Pengangguhan pada terdakwa terkesan cukup istimewa. Pasalnya, tidak hanya uang dijadikan jaminan. Sejumlah direksi PLN pun secara pribadi menjadi penjamin sang terdakwa. Sebut saja Nur Pamudji selaku Direktur Utama (Dirut) dan Bernatus Sudarmanta yang merupakan GM Pembangkitan Wilayah Sumatera bagian utara (Sumbagut). Sejain itu, yang menjadi penjamin adalah Ratna Sari Samsudin, istri Hermawan.
“Setelah membaca dan permohonan dari General Manejer Pembangkitan Sumbagut. Bahwa alasan mereka mengajukan pengalihan tahanan terdakwa karena terdakwa orang terbaik di PT PLN. Sang terdakwa sebagai mechanical engineer gas turbin yang sangat diperlukan tenaga dan pemikiranya untuk mengatasi krisis listrik di sumut. Dengan itu, PT PLN (Persero) menimbang menitipkan uang sebesar Rp23,9 miliar ke rekening PN Medan,” terang Nelson.

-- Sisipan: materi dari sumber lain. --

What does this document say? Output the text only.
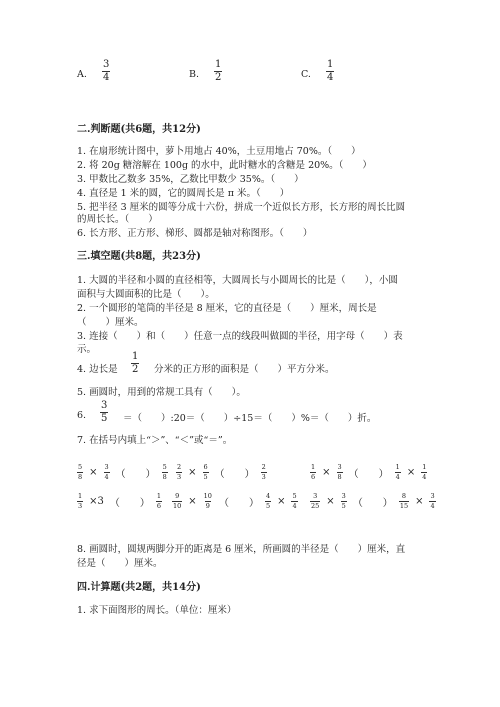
A. $\frac{3}{4}$	B. $\frac{1}{2}$	C. $\frac{1}{4}$
二.判断题(共6题，共12分)
1. 在扇形统计图中，萝卜用地占 40%，土豆用地占 70%。（　　）
2. 将 20g 糖溶解在 100g 的水中，此时糖水的含糖是 20%。（　　）
3. 甲数比乙数多 35%，乙数比甲数少 35%。（　　）
4. 直径是 1 米的圆，它的圆周长是 π 米。（　　）
5. 把半径 3 厘米的圆等分成十六份，拼成一个近似长方形，长方形的周长比圆
的周长长。（　　）
6. 长方形、正方形、梯形、圆都是轴对称图形。（　　）
三.填空题(共8题，共23分)
1. 大圆的半径和小圆的直径相等，大圆周长与小圆周长的比是（　　），小圆
面积与大圆面积的比是（　　）。
2. 一个圆形的笔筒的半径是 8 厘米，它的直径是（　　）厘米，周长是
（　　）厘米。
3. 连接（　　）和（　　）任意一点的线段叫做圆的半径，用字母（　　）表
示。
4. 边长是 $\frac{1}{2}$ 分米的正方形的面积是（　　）平方分米。
5. 画圆时，用到的常规工具有（　　）。
6. $\frac{3}{5}$ ＝（　　）:20＝（　　）÷15＝（　　）%＝（　　）折。
7. 在括号内填上“＞”、“＜”或“＝”。
$\frac{5}{8} \times \frac{3}{4}$ （　　） $\frac{5}{8} \frac{2}{3} \times \frac{6}{5}$ （　　） $\frac{2}{3}$	$\frac{1}{6} \times \frac{3}{8}$ （　　） $\frac{1}{4} \times \frac{1}{4}$
$\frac{1}{3} \times 3$ （　　） $\frac{1}{6} \frac{9}{10} \times \frac{10}{9}$ （　　） $\frac{4}{5} \times \frac{5}{4} \frac{3}{25} \times \frac{3}{5}$ （　　） $\frac{8}{15} \times \frac{3}{4}$
8. 画圆时，圆规两脚分开的距离是 6 厘米，所画圆的半径是（　　）厘米，直
径是（　　）厘米。
四.计算题(共2题，共14分)
1. 求下面图形的周长。（单位：厘米）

Dengan Surat penetapan pengalihan penahanan terdaka Hermawan Arif Budiman No.19/pidsus/K2014/ PN Medan. Kini, terdakwa sudah menghirup udara bebasa pada tanggal 8 April 2014 yang lalu. Disinggung, apakah majelis hakim yang diketuai Jonner Manik dengan hakim anggota Denny Iskandar dan Merry Purba sudah pertimbangkan uang jaminan tersebut yang berasal milik negara itu. Pasalnya, tidak ada anggaran didalam PT PLN (Persero) bersumber uang negara dialihkan untuk uang jaminan pengalihanan tahanan terdakwa koruptor. “Ooo… kalau itu tidak ada kita sampai berpikir sejauh itu,” sebutnya. (gus/sam/rbb)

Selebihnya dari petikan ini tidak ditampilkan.